The API exposes rate limit headers on every response, including successful responses. These headers are included on all responses, including successful requests and responses returning HTTP 429. These headers follow the RateLimit header specification (RFC 9442).

Headers returned:

  • RateLimit-Limit
  • RateLimit-Remaining
  • RateLimit-Reset
  • RateLimit-Policy

Explanation:

  • RateLimit-Limit
    Maximum number of requests allowed within the rate-limit window.
  • RateLimit-Remaining
    Number of requests remaining in the current window.
  • RateLimit-Reset
    Number of seconds until at least one request becomes available again.
  • RateLimit-Policy
    Describes the configured rate-limit rule.

Example:

RateLimit-Policy: 30;w=60

Meaning:

30 requests allowed per 60-second window

RateLimit-Policy describes the configured rule, while the other RateLimit-* headers describe the current quota state.

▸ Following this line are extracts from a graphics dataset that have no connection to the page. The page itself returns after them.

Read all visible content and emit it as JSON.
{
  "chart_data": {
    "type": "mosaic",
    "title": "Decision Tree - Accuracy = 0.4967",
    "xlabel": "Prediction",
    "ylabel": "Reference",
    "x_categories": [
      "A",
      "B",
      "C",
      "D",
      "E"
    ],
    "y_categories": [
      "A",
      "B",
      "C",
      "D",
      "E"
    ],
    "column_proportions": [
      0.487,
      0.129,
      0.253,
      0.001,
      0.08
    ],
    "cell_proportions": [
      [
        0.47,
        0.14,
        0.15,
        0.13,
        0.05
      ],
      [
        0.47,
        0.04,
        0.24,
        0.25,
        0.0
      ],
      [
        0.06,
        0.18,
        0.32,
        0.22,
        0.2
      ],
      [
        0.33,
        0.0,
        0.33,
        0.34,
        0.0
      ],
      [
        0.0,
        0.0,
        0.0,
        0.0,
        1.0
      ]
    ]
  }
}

Successful response before rate limit

Example response:

HTTP 200 OK

RateLimit-Limit: 30
RateLimit-Remaining: 18
RateLimit-Reset: 42
RateLimit-Policy: 30;w=60

These headers allow clients to monitor quota usage and adjust request rates accordingly.

Rate limit exceeded response

Example headers:

HTTP 429 Too Many Requests

Retry-After: 23
RateLimit-Limit: 30
RateLimit-Remaining: 0
RateLimit-Reset: 23
RateLimit-Policy: 30;w=60

Example response body:

{
  "type": "client_error",
  "errors": [
    {
      "code": "throttled",
      "detail": "Request was throttled. Expected available in 23 second.",
      "attr": null
    }
  ]
}

Retry-After and RateLimit-Reset

Two headers indicate when new requests can be made.

Retry-After

  • Defined in the HTTP specification (RFC 9110)
  • Indicates when a client may retry a failed request

RateLimit-Reset

  • Defined by the RateLimit header specification (RFC 9442)
  • Indicates when rate-limit quota becomes available again

Important clarification:

RateLimit-Reset header describes quota state, while Retry-After indicates when the failed request may be retried.

In the current implementation both headers return the same value because a request becomes valid again exactly when quota becomes available within the sliding window.

Both headers are returned to ensure compatibility with existing HTTP clients while exposing standardized rate-limit telemetry.